A question that frequently arises when companies are bought and sold is the effect of a covenant not to compete. In a recent case, decided by the United States Court of Appeals for the 5th District, the plaintiff sought review of a judgment from the United States District Court for the Western District of Louisiana, which granted summary judgment in favor of the defendant who was the vice president of a corporation who sold its alarm accounts to the plaintiff. The plaintiff filed the action seeking an injunction to restrain the vice president and the defendant corporation from contacting plaintiff’s customers, who plaintiff purchased from defendant, to solicit business for the defendant’s competing business.

The United States District Court for the Western District of Louisiana granted the defendants’ summary judgment, dismissing the action, holding that the non-competition clause was invalid under Louisiana revised statue section 23:921 because it contained no geographic or time limitations.

Both parties were engaged in the business of selling, installing and monitoring residential security systems. The defendant sold a number of its customer alarm-monitoring accounts to the plaintiff. As part of the transaction, the plaintiff and defendants signed a contract prohibiting the defendant from engaging in any conduct that might adversely affect the plaintiff’s interest in having customers renew their monitoring accounts with plaintiff. The plaintiff alleged in its complaint that the defendant vice president solicited plaintiff’s customers or signed names to cancellation notices.

The District Court, in granting the summary judgment, reasoned that the non-compete provision was void because the sale did not include a sufficient geographic limitation or any time limitation in the agreement not to compete.

In a previous case in the state of Louisiana, the Louisiana Supreme Court described the issue before it as “Whether the prohibition of non-competition agreements applies to contracts executed by two corporations on equal footing.”

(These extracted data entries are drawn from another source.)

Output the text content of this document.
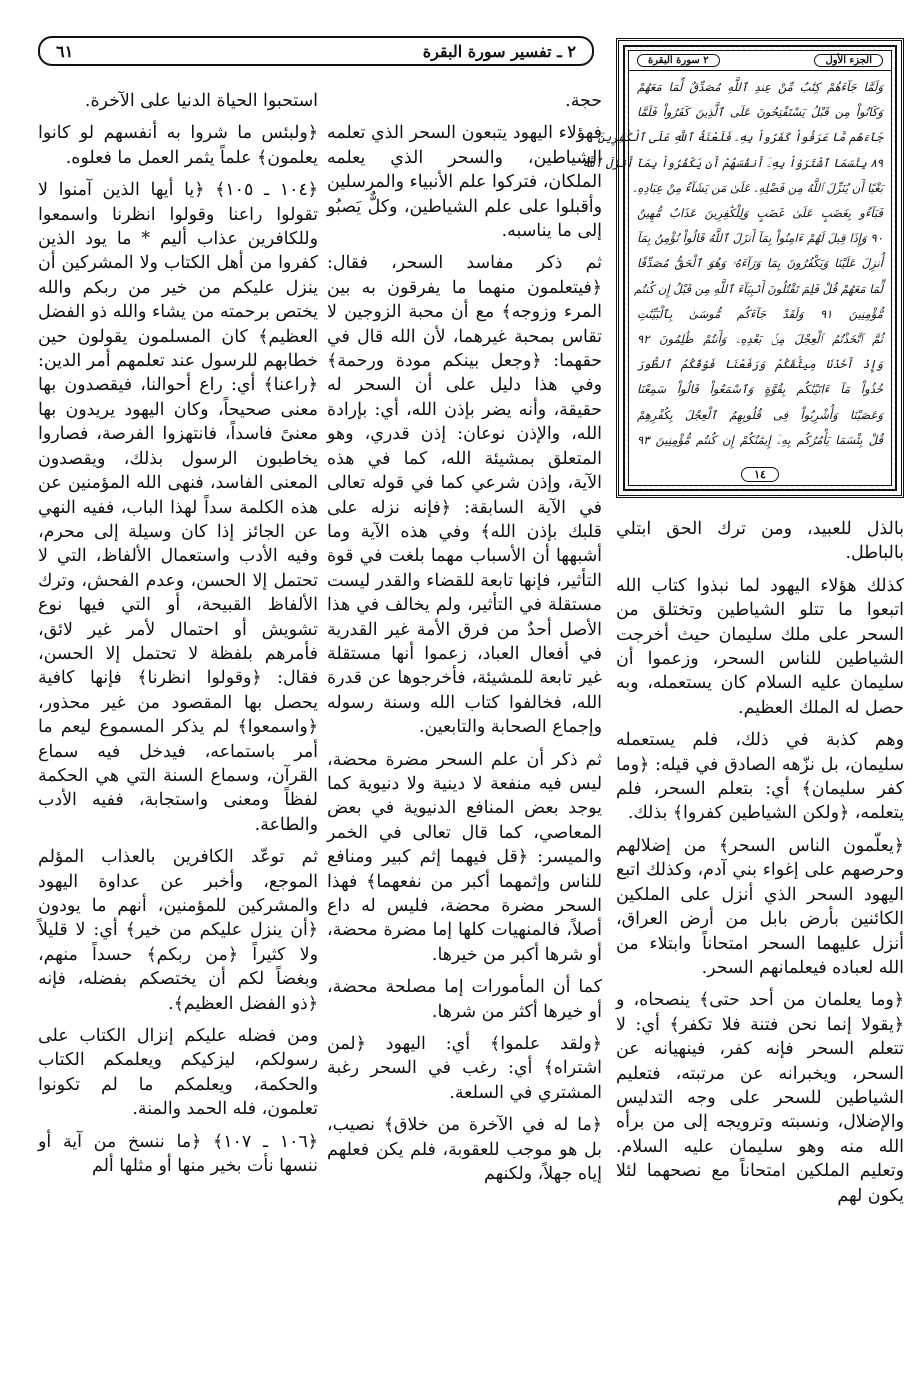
٢ ـ تفسير سورة البقرة
٦١	الجزء الأول
٢ سورة البقرة
وَلَمَّا جَآءَهُمْ كِتَٰبٌ مِّنْ عِندِ ٱللَّهِ مُصَدِّقٌ لِّمَا مَعَهُمْ
وَكَانُواْ مِن قَبْلُ يَسْتَفْتِحُونَ عَلَى ٱلَّذِينَ كَفَرُواْ فَلَمَّا
جَآءَهُم مَّا عَرَفُواْ كَفَرُواْ بِهِۦ فَلَعْنَةُ ٱللَّهِ عَلَى ٱلْكَٰفِرِينَ
٨٩ بِئْسَمَا ٱشْتَرَوْاْ بِهِۦٓ أَنفُسَهُمْ أَن يَكْفُرُواْ بِمَآ أَنزَلَ ٱللَّهُ
بَغْيًا أَن يُنَزِّلَ ٱللَّهُ مِن فَضْلِهِۦ عَلَىٰ مَن يَشَآءُ مِنْ عِبَادِهِۦ
فَبَآءُو بِغَضَبٍ عَلَىٰ غَضَبٍ وَلِلْكَٰفِرِينَ عَذَابٌ مُّهِينٌ
٩٠ وَإِذَا قِيلَ لَهُمْ ءَامِنُواْ بِمَآ أَنزَلَ ٱللَّهُ قَالُواْ نُؤْمِنُ بِمَآ
أُنزِلَ عَلَيْنَا وَيَكْفُرُونَ بِمَا وَرَآءَهُۥ وَهُوَ ٱلْحَقُّ مُصَدِّقًا
لِّمَا مَعَهُمْ قُلْ فَلِمَ تَقْتُلُونَ أَنۢبِيَآءَ ٱللَّهِ مِن قَبْلُ إِن كُنتُم
مُّؤْمِنِينَ ٩١ وَلَقَدْ جَآءَكُم مُّوسَىٰ بِٱلْبَيِّنَٰتِ
ثُمَّ ٱتَّخَذْتُمُ ٱلْعِجْلَ مِنۢ بَعْدِهِۦ وَأَنتُمْ ظَٰلِمُونَ ٩٢
وَإِذْ أَخَذْنَا مِيثَٰقَكُمْ وَرَفَعْنَا فَوْقَكُمُ ٱلطُّورَ
خُذُواْ مَآ ءَاتَيْنَٰكُم بِقُوَّةٍ وَٱسْمَعُواْ قَالُواْ سَمِعْنَا
وَعَصَيْنَا وَأُشْرِبُواْ فِى قُلُوبِهِمُ ٱلْعِجْلَ بِكُفْرِهِمْ
قُلْ بِئْسَمَا يَأْمُرُكُم بِهِۦٓ إِيمَٰنُكُمْ إِن كُنتُم مُّؤْمِنِينَ ٩٣
١٤

بالذل للعبيد، ومن ترك الحق ابتلي بالباطل.

كذلك هؤلاء اليهود لما نبذوا كتاب الله اتبعوا ما تتلو الشياطين وتختلق من السحر على ملك سليمان حيث أخرجت الشياطين للناس السحر، وزعموا أن سليمان عليه السلام كان يستعمله، وبه حصل له الملك العظيم.

وهم كذبة في ذلك، فلم يستعمله سليمان، بل نزّهه الصادق في قيله: ﴿وما كفر سليمان﴾ أي: بتعلم السحر، فلم يتعلمه، ﴿ولكن الشياطين كفروا﴾ بذلك.

﴿يعلّمون الناس السحر﴾ من إضلالهم وحرصهم على إغواء بني آدم، وكذلك اتبع اليهود السحر الذي أنزل على الملكين الكائنين بأرض بابل من أرض العراق، أنزل عليهما السحر امتحاناً وابتلاء من الله لعباده فيعلمانهم السحر.

﴿وما يعلمان من أحد حتى﴾ ينصحاه، و ﴿يقولا إنما نحن فتنة فلا تكفر﴾ أي: لا تتعلم السحر فإنه كفر، فينهيانه عن السحر، ويخبرانه عن مرتبته، فتعليم الشياطين للسحر على وجه التدليس والإضلال، ونسبته وترويجه إلى من برأه الله منه وهو سليمان عليه السلام. وتعليم الملكين امتحاناً مع نصحهما لئلا يكون لهم

حجة.

فهؤلاء اليهود يتبعون السحر الذي تعلمه الشياطين، والسحر الذي يعلمه الملكان، فتركوا علم الأنبياء والمرسلين وأقبلوا على علم الشياطين، وكلٌّ يَصبُو إلى ما يناسبه.

ثم ذكر مفاسد السحر، فقال: ﴿فيتعلمون منهما ما يفرقون به بين المرء وزوجه﴾ مع أن محبة الزوجين لا تقاس بمحبة غيرهما، لأن الله قال في حقهما: ﴿وجعل بينكم مودة ورحمة﴾ وفي هذا دليل على أن السحر له حقيقة، وأنه يضر بإذن الله، أي: بإرادة الله، والإذن نوعان: إذن قدري، وهو المتعلق بمشيئة الله، كما في هذه الآية، وإذن شرعي كما في قوله تعالى في الآية السابقة: ﴿فإنه نزله على قلبك بإذن الله﴾ وفي هذه الآية وما أشبهها أن الأسباب مهما بلغت في قوة التأثير، فإنها تابعة للقضاء والقدر ليست مستقلة في التأثير، ولم يخالف في هذا الأصل أحدٌ من فرق الأمة غير القدرية في أفعال العباد، زعموا أنها مستقلة غير تابعة للمشيئة، فأخرجوها عن قدرة الله، فخالفوا كتاب الله وسنة رسوله وإجماع الصحابة والتابعين.

ثم ذكر أن علم السحر مضرة محضة، ليس فيه منفعة لا دينية ولا دنيوية كما يوجد بعض المنافع الدنيوية في بعض المعاصي، كما قال تعالى في الخمر والميسر: ﴿قل فيهما إثم كبير ومنافع للناس وإثمهما أكبر من نفعهما﴾ فهذا السحر مضرة محضة، فليس له داع أصلاً، فالمنهيات كلها إما مضرة محضة، أو شرها أكبر من خيرها.

كما أن المأمورات إما مصلحة محضة، أو خيرها أكثر من شرها.

﴿ولقد علموا﴾ أي: اليهود ﴿لمن اشتراه﴾ أي: رغب في السحر رغبة المشتري في السلعة.

﴿ما له في الآخرة من خلاق﴾ نصيب، بل هو موجب للعقوبة، فلم يكن فعلهم إياه جهلاً، ولكنهم

استحبوا الحياة الدنيا على الآخرة.

﴿ولبئس ما شروا به أنفسهم لو كانوا يعلمون﴾ علماً يثمر العمل ما فعلوه.

﴿١٠٤ ـ ١٠٥﴾ ﴿يا أيها الذين آمنوا لا تقولوا راعنا وقولوا انظرنا واسمعوا وللكافرين عذاب أليم * ما يود الذين كفروا من أهل الكتاب ولا المشركين أن ينزل عليكم من خير من ربكم والله يختص برحمته من يشاء والله ذو الفضل العظيم﴾ كان المسلمون يقولون حين خطابهم للرسول عند تعلمهم أمر الدين: ﴿راعنا﴾ أي: راع أحوالنا، فيقصدون بها معنى صحيحاً، وكان اليهود يريدون بها معنىً فاسداً، فانتهزوا الفرصة، فصاروا يخاطبون الرسول بذلك، ويقصدون المعنى الفاسد، فنهى الله المؤمنين عن هذه الكلمة سداً لهذا الباب، ففيه النهي عن الجائز إذا كان وسيلة إلى محرم، وفيه الأدب واستعمال الألفاظ، التي لا تحتمل إلا الحسن، وعدم الفحش، وترك الألفاظ القبيحة، أو التي فيها نوع تشويش أو احتمال لأمر غير لائق، فأمرهم بلفظة لا تحتمل إلا الحسن، فقال: ﴿وقولوا انظرنا﴾ فإنها كافية يحصل بها المقصود من غير محذور، ﴿واسمعوا﴾ لم يذكر المسموع ليعم ما أمر باستماعه، فيدخل فيه سماع القرآن، وسماع السنة التي هي الحكمة لفظاً ومعنى واستجابة، ففيه الأدب والطاعة.

ثم توعّد الكافرين بالعذاب المؤلم الموجع، وأخبر عن عداوة اليهود والمشركين للمؤمنين، أنهم ما يودون ﴿أن ينزل عليكم من خير﴾ أي: لا قليلاً ولا كثيراً ﴿من ربكم﴾ حسداً منهم، وبغضاً لكم أن يختصكم بفضله، فإنه ﴿ذو الفضل العظيم﴾.

ومن فضله عليكم إنزال الكتاب على رسولكم، ليزكيكم ويعلمكم الكتاب والحكمة، ويعلمكم ما لم تكونوا تعلمون، فله الحمد والمنة.

﴿١٠٦ ـ ١٠٧﴾ ﴿ما ننسخ من آية أو ننسها نأت بخير منها أو مثلها ألم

In the case before the court, the court pointed out that the defendants presented no evidence from which a court could conclude that defendant was anything other than on an equal footing with plaintiff. Unless the court could determine that the corporations were not on an equal footing, the District Court should find that statute 23:921 has no application and the contract provisions should be enforced. The court therefore concluded that the District Court erred in granting summary judgment under the legal standard established by the Louisiana Superior Court. The case was then remanded to the District Court for further proceedings to determine whether the two corporations were on equal footing, therefore upholding the applicability of the covenant not to compete.